Anyone who has seen Jaffe’s memorable Siren in Balanchine’s Prodigal Son knows her gift for characterization; she doesn’t emote, she just is. The Siren’s stabbing walk across the stage on pointe and Odette’s tremulous brushing of her head against a raised arm represent the two extremes of the current dramatic repertoire: both fall equally within Jaffe’s range. While somewhat frightened in the face of Siegfried’s rash declaration, this Odette gradually discovers reserves of strength and determination as they dance: Jaffe exhibits perfect poise and self-possession every time she relinquishes Bustamante’s support. The timing and rapport so evident in their performance–especially at those moments when Odette pauses, arches, and falls backward into Siegfried’s arms–imbue their relationship with an atmosphere of inevitability; the dramatic motivation is clear. And like Sinfonietta, ABT’s act two of Swan Lake is filled with beautiful dancing all around.
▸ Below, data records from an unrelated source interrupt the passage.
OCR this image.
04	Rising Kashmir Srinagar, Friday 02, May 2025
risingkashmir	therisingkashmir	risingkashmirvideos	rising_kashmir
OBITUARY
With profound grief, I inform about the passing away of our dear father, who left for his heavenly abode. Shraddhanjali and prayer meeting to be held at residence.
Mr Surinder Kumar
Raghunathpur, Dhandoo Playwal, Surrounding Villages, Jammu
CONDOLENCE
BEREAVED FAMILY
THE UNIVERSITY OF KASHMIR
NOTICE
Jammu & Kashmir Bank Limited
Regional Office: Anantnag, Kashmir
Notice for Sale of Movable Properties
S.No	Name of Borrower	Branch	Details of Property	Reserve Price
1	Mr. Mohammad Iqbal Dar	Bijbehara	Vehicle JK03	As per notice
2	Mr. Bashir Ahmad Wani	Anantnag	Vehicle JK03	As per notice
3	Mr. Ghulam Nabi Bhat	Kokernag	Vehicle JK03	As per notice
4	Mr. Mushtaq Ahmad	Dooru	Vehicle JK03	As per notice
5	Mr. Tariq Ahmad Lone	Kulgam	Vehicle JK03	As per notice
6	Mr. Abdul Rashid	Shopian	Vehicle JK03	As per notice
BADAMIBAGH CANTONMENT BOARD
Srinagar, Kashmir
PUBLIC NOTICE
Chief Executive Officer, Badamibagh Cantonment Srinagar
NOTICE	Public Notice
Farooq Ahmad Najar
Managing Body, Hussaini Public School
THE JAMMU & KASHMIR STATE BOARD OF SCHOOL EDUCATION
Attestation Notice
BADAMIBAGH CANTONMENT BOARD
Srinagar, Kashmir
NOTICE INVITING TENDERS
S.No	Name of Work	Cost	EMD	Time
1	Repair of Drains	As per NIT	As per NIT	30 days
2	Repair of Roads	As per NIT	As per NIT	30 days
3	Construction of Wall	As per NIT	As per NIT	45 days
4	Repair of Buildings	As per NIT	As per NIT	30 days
Fall River Legend, a dark, brooding drama based on the story of Lizzie Borden, is generally considered choreographer Agnes de Mille’s most important work. When she choreographed Oklahoma! (1943) and Brigadoon (1947), de Mille not only set conventional musical-theater numbers but created revolutionary pure-dance sequences that advanced the plot and illuminated character. Fall River Legend (1948) is equally innovative: in it de Mille created a ballet whose narrative details are suggested by the characters’ reactions to each other rather than conveyed to the audience by mime or onstage action.
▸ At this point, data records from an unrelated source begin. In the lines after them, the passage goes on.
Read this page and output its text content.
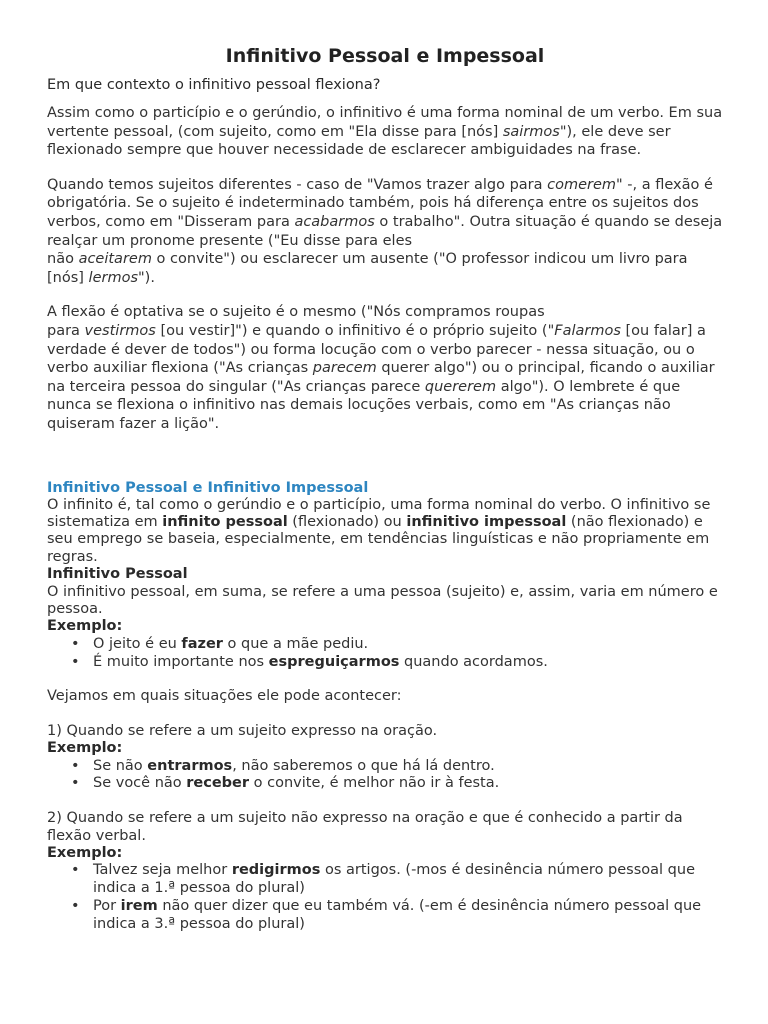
Infinitivo Pessoal e Impessoal

Em que contexto o infinitivo pessoal flexiona?

Assim como o particípio e o gerúndio, o infinitivo é uma forma nominal de um verbo. Em sua vertente pessoal, (com sujeito, como em "Ela disse para [nós] sairmos"), ele deve ser flexionado sempre que houver necessidade de esclarecer ambiguidades na frase.

Quando temos sujeitos diferentes - caso de "Vamos trazer algo para comerem" -, a flexão é obrigatória. Se o sujeito é indeterminado também, pois há diferença entre os sujeitos dos verbos, como em "Disseram para acabarmos o trabalho". Outra situação é quando se deseja realçar um pronome presente ("Eu disse para eles
não aceitarem o convite") ou esclarecer um ausente ("O professor indicou um livro para [nós] lermos").

A flexão é optativa se o sujeito é o mesmo ("Nós compramos roupas
para vestirmos [ou vestir]") e quando o infinitivo é o próprio sujeito ("Falarmos [ou falar] a verdade é dever de todos") ou forma locução com o verbo parecer - nessa situação, ou o verbo auxiliar flexiona ("As crianças parecem querer algo") ou o principal, ficando o auxiliar na terceira pessoa do singular ("As crianças parece quererem algo"). O lembrete é que nunca se flexiona o infinitivo nas demais locuções verbais, como em "As crianças não quiseram fazer a lição".

Infinitivo Pessoal e Infinitivo Impessoal

O infinito é, tal como o gerúndio e o particípio, uma forma nominal do verbo. O infinitivo se sistematiza em infinito pessoal (flexionado) ou infinitivo impessoal (não flexionado) e seu emprego se baseia, especialmente, em tendências linguísticas e não propriamente em regras.

Infinitivo Pessoal

O infinitivo pessoal, em suma, se refere a uma pessoa (sujeito) e, assim, varia em número e pessoa.

Exemplo:

• O jeito é eu fazer o que a mãe pediu.
• É muito importante nos espreguiçarmos quando acordamos.

Vejamos em quais situações ele pode acontecer:

1) Quando se refere a um sujeito expresso na oração.

Exemplo:

• Se não entrarmos, não saberemos o que há lá dentro.
• Se você não receber o convite, é melhor não ir à festa.

2) Quando se refere a um sujeito não expresso na oração e que é conhecido a partir da flexão verbal.

Exemplo:

• Talvez seja melhor redigirmos os artigos. (-mos é desinência número pessoal que indica a 1.ª pessoa do plural)
• Por irem não quer dizer que eu também vá. (-em é desinência número pessoal que indica a 3.ª pessoa do plural)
The eight scenes of Fall River Legend are flashbacks and a dream framed by the Accused’s sentencing and hanging. The Accused (Cynthia Gregory) watches Herself as a Child (Ashley Tuttle), her Father (Ethan Brown), her Mother (Christine Dunham), and her Stepmother (Georgina Parkinson). She struggles against their domination but ultimately succumbs to them and finally to her own growing rage.
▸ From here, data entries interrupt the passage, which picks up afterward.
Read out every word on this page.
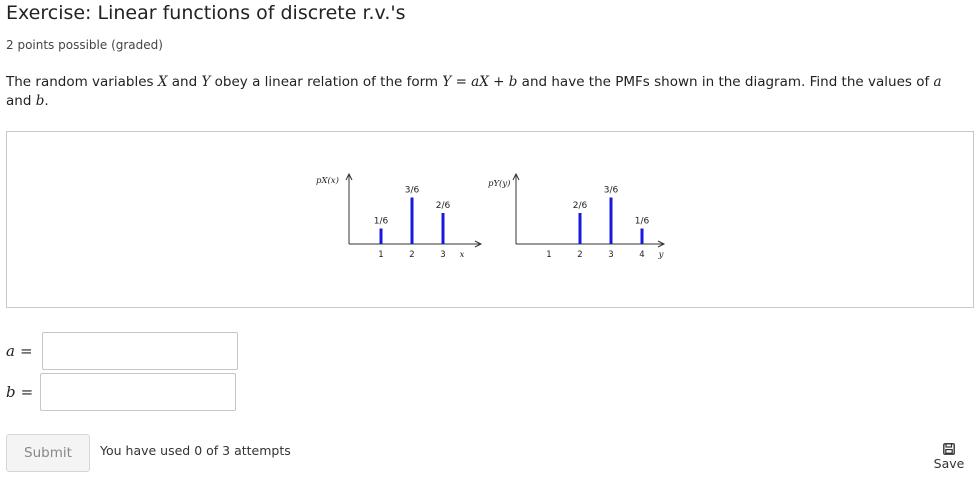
Exercise: Linear functions of discrete r.v.'s
2 points possible (graded)
The random variables X and Y obey a linear relation of the form Y = aX + b and have the PMFs shown in the diagram. Find the values of a
and b.
pX(x)
x
1
1/6
2
3/6
3
2/6
pY(y)
y
1	2
2/6
3
3/6
4
1/6
a =
b =
Submit	You have used 0 of 3 attempts
Save
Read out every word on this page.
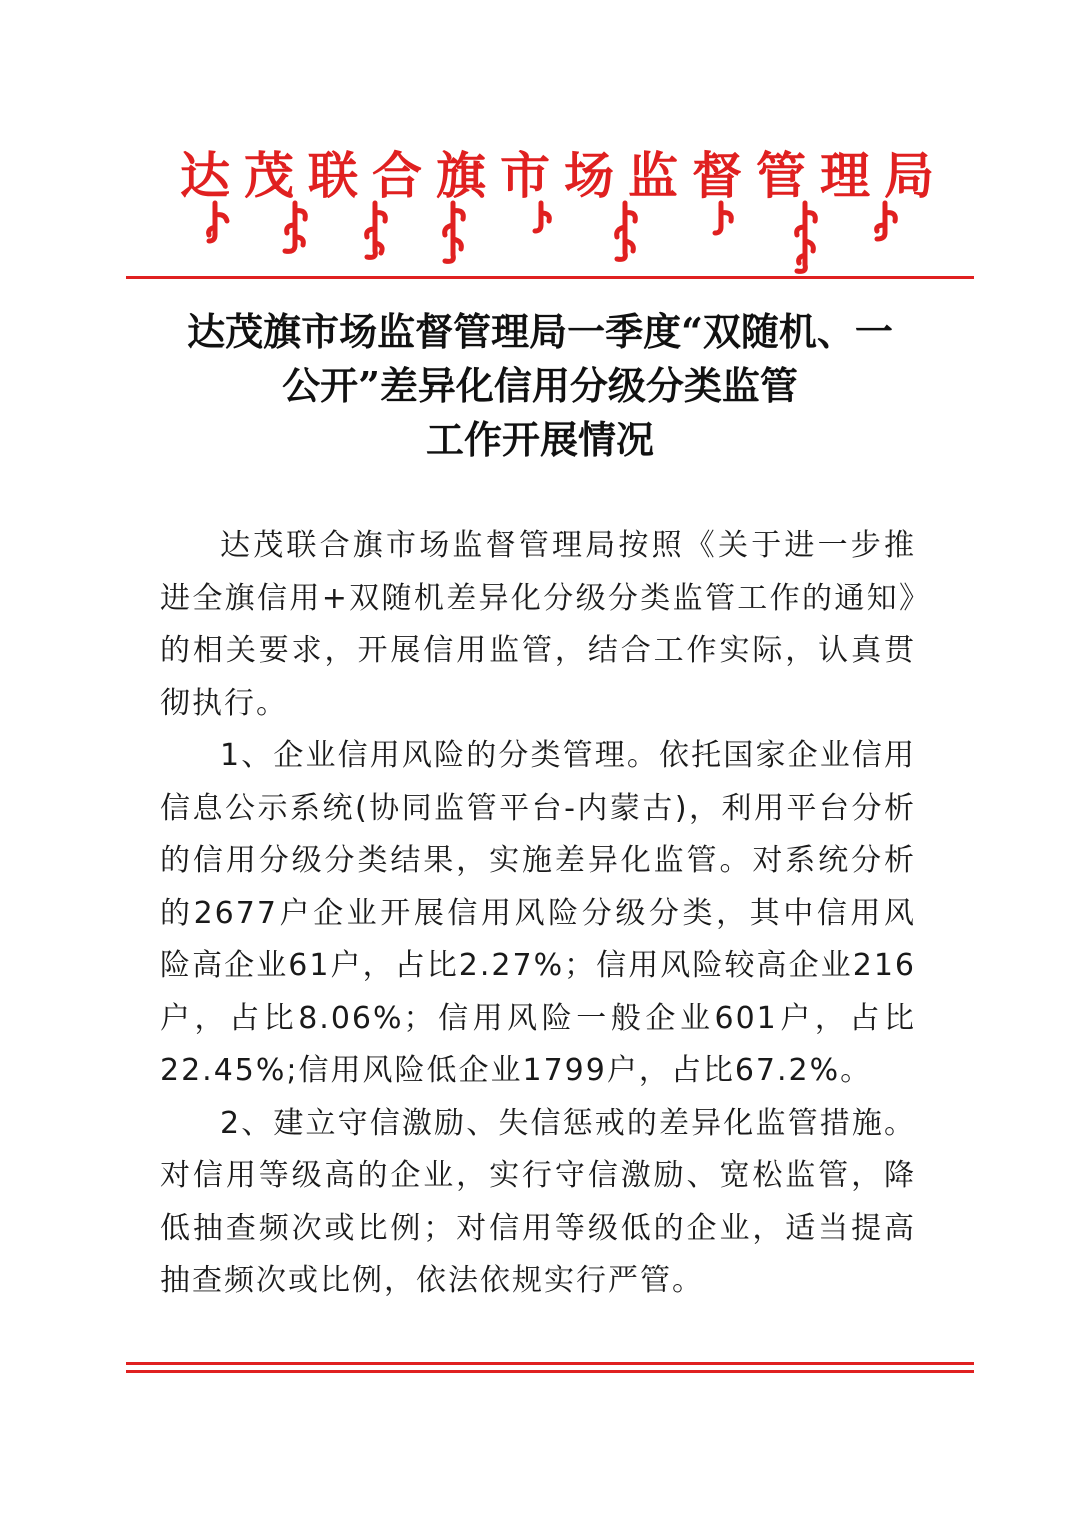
达茂联合旗市场监督管理局
达茂旗市场监督管理局一季度“双随机、一
公开”差异化信用分级分类监管
工作开展情况

达茂联合旗市场监督管理局按照《关于进一步推进全旗信用+双随机差异化分级分类监管工作的通知》的相关要求，开展信用监管，结合工作实际，认真贯彻执行。

1、企业信用风险的分类管理。依托国家企业信用信息公示系统(协同监管平台-内蒙古)，利用平台分析的信用分级分类结果，实施差异化监管。对系统分析的2677户企业开展信用风险分级分类，其中信用风险高企业61户，占比2.27%；信用风险较高企业216户，占比8.06%；信用风险一般企业601户，占比22.45%;信用风险低企业1799户，占比67.2%。

2、建立守信激励、失信惩戒的差异化监管措施。对信用等级高的企业，实行守信激励、宽松监管，降低抽查频次或比例；对信用等级低的企业，适当提高抽查频次或比例，依法依规实行严管。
The narrative provides many natural occasions for dancing: the tender, nearly vernacular duet for her Mother and Father; the waltz jumps and lovely unconventional lifts of the neighbors’ moonlit idyll; the weaving lines and circles of a jubilant church service; and two duets–one tentative, one passionate and pleading–for the Accused and her Pastor (Victor Barbee).

They’re lovely dances and beautifully danced, but they’re not divertissements; rather, they set the stage for the expositions of character that surround them. Character is conveyed in full-bodied movement, not just in gesture. Initially, the Accused and Herself as a Child dance in tandem, one behind the other. By the time the Mother dies and the Stepmother blocks the doorway into the house, their movement is the same but some transformation has occurred: the Child barely sketches a phrase that the Accused attacks with pure, repressed pelvic energy; the Child walks offstage simply, and the Accused–almost shaking with tension–follows her Father and her Stepmother into the house. The gesture the Stepmother uses to solicit the Father’s complicity–splayed fingers extending from an open mouth–reappears as the Pastor supports the Stepmother in a slow turn: she has changed from an imagined to a real sexual threat. The dramatic form of Fall River Legend still looks fresh.